Addressing nonfiction content gaps with manufactured content
Diversity isn’t the only area where traditional content libraries are lacking. The Common Core’s heavy emphasis on nonfiction literacy left many educators scrambling to find enough high-quality informational texts to meet the standards’ recommendation that informational text comprise half of students’ reading before high school and 70 percent by the twelfth grade. While pursuing nonfiction literacy is laudable, there was clearly a dearth of satisfactory nonfiction content, often manifesting as manufactured and inauthentic passages. A 2018 report states that “students cannot follow complex text through to its meaning because they do not know the meaning of too many words in the passage or they have not been exposed to the knowledge the author assumed readers would possess. The ‘cure’ for both issues is providing students with more opportunities to read broadly on a range of conceptually coherent topics, ideally self-selected by the readers, at least in part.”

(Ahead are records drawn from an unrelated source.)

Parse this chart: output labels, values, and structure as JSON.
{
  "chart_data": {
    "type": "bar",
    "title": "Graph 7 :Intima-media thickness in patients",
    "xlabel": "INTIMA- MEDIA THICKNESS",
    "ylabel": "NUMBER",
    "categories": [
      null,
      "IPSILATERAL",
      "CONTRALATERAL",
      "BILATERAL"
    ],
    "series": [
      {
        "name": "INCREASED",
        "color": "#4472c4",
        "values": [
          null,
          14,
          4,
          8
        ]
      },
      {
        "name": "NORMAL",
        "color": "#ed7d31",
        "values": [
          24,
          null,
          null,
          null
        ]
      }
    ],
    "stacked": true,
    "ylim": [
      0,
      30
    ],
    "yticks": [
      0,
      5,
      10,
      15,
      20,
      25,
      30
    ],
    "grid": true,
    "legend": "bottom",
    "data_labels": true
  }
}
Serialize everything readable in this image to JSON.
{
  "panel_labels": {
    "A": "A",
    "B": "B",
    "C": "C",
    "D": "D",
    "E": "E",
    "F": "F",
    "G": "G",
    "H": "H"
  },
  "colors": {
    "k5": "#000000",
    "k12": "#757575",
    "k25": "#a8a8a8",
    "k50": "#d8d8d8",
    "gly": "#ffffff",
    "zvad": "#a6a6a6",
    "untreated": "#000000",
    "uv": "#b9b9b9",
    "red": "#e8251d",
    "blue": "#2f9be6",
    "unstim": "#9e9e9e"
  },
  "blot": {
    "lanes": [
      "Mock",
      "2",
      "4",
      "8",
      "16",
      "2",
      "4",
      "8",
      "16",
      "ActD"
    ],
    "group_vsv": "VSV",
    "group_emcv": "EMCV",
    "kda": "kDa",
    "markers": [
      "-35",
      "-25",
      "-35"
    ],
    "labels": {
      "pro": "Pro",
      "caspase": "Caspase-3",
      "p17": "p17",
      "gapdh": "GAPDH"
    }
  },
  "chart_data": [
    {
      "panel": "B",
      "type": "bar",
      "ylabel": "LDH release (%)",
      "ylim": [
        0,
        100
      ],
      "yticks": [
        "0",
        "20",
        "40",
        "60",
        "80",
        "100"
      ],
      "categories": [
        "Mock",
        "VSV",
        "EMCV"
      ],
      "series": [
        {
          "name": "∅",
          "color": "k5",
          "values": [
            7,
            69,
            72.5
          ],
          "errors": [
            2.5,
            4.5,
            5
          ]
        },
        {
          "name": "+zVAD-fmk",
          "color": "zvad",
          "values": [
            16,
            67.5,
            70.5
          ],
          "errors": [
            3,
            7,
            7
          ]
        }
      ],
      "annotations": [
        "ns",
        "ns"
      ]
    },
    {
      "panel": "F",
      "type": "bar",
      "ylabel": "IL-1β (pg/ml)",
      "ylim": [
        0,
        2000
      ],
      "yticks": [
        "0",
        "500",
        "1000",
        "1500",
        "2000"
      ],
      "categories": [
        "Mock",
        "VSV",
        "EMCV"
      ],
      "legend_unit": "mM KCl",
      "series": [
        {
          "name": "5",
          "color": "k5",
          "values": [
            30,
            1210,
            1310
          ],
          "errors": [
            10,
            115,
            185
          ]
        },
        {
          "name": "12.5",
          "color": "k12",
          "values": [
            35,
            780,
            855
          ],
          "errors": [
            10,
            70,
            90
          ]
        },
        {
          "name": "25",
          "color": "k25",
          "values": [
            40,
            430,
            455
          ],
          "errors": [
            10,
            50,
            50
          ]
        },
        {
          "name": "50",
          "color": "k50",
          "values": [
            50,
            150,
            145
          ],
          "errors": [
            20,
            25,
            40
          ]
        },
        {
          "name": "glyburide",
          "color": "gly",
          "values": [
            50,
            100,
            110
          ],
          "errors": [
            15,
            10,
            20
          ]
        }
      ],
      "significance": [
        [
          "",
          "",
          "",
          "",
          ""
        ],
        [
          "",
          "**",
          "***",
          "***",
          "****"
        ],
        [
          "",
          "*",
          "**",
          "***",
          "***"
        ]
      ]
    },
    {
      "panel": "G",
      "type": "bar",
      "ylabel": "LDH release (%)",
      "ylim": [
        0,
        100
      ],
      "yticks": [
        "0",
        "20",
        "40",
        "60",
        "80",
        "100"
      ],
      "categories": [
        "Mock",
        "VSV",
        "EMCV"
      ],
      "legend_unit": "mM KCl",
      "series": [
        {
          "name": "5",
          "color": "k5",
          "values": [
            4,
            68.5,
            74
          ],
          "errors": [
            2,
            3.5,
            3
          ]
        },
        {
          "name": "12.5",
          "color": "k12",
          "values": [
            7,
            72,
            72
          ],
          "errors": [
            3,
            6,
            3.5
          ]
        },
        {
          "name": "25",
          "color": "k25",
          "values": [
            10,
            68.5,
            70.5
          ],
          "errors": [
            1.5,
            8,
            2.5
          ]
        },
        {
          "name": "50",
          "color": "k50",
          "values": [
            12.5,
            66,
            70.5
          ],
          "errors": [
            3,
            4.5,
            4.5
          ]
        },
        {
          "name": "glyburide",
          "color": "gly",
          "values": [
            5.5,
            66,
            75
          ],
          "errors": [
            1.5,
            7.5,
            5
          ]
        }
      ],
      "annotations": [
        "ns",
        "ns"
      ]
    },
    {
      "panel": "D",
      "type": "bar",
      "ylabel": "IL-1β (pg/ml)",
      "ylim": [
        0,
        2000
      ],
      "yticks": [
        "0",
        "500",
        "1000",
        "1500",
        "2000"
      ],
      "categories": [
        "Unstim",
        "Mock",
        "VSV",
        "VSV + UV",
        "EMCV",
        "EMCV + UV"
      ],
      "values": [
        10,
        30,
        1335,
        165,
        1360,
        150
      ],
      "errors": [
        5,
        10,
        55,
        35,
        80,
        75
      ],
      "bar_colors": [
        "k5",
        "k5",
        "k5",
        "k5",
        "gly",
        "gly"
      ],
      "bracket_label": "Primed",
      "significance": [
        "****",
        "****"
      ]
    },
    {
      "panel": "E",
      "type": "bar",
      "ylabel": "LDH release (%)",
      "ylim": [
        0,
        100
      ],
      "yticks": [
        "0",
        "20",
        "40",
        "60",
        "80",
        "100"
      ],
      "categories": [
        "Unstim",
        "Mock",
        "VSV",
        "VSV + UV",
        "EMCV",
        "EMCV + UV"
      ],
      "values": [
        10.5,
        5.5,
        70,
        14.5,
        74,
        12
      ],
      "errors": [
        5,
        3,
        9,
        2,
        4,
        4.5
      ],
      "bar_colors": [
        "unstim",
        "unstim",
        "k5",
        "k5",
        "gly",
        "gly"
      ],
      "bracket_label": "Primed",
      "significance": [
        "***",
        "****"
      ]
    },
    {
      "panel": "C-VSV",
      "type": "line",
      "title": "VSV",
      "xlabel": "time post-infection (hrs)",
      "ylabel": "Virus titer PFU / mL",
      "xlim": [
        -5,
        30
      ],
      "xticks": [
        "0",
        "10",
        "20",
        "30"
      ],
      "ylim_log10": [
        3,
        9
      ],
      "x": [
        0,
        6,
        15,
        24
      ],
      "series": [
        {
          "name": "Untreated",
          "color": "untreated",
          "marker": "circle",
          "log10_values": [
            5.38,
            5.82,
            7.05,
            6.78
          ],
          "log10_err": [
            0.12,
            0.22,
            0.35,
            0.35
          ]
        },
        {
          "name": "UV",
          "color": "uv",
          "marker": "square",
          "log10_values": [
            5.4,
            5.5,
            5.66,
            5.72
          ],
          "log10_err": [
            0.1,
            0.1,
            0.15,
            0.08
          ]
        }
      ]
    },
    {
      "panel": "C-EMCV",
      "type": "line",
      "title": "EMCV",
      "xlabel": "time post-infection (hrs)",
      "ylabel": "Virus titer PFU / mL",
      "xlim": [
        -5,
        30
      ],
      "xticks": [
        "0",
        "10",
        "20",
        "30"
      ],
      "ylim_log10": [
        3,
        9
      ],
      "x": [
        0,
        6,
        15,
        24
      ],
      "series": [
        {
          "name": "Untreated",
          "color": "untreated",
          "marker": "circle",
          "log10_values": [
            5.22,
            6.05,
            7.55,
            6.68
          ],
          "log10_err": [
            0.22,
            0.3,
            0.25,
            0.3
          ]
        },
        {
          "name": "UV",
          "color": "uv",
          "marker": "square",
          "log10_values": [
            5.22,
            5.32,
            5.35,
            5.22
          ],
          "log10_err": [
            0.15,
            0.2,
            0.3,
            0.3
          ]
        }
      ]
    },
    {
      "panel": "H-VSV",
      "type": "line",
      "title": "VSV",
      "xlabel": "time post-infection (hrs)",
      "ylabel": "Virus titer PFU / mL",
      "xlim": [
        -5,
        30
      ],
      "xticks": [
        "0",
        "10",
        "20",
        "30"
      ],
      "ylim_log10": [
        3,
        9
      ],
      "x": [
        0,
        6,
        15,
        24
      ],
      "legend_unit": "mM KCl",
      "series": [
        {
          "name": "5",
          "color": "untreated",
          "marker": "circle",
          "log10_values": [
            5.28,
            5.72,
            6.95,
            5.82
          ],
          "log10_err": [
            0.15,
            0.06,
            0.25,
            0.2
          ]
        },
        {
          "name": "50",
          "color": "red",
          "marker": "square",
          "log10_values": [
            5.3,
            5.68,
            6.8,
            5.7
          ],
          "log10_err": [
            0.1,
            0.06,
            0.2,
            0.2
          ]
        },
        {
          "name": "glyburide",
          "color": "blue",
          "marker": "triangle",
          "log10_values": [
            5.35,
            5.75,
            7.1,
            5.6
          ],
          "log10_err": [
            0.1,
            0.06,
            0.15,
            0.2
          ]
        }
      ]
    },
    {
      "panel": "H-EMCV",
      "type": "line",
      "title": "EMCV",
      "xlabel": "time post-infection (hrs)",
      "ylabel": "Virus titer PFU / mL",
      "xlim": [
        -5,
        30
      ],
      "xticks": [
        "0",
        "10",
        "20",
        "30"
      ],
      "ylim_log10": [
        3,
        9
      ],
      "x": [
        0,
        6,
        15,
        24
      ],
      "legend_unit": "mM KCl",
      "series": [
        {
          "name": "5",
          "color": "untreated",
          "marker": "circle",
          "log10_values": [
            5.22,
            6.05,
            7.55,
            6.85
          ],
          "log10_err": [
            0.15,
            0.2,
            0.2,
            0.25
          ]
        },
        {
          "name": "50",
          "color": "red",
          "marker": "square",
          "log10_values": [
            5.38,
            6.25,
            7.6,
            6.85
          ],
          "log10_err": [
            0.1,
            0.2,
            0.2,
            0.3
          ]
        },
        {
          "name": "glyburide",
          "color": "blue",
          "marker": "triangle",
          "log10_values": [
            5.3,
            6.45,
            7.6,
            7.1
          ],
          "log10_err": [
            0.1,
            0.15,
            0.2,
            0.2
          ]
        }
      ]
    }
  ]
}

Some teachers try to fill the gaps by writing their own content specifically for classroom use, or turning to web searches that often yield unvetted results. But these are not long-term solutions, especially when trying to solve the challenge of providing sufficient student choice while ensuring instructional content is aligned to standards. Content designed for classrooms and not the real world will always feel inauthentic, and just as importantly, this job should not fall to teachers with increasingly overloaded plates.
What would a better approach to ELA look like?
To master literacy skills, students need to experience both sides of ELA: studying literature like scholars and practicing skills like everyday communicators. They must have access to robust, modern content libraries that reflect their experiences. However, the growing gulf between these goals and reality has resulted in fragmented, outdated ELA study that fails many learners. To leave these pitfalls behind and break through the achievement barrier, educators need instructional content that gives students the background knowledge to draw connections between seminal literature, real-world skills, and their own lives.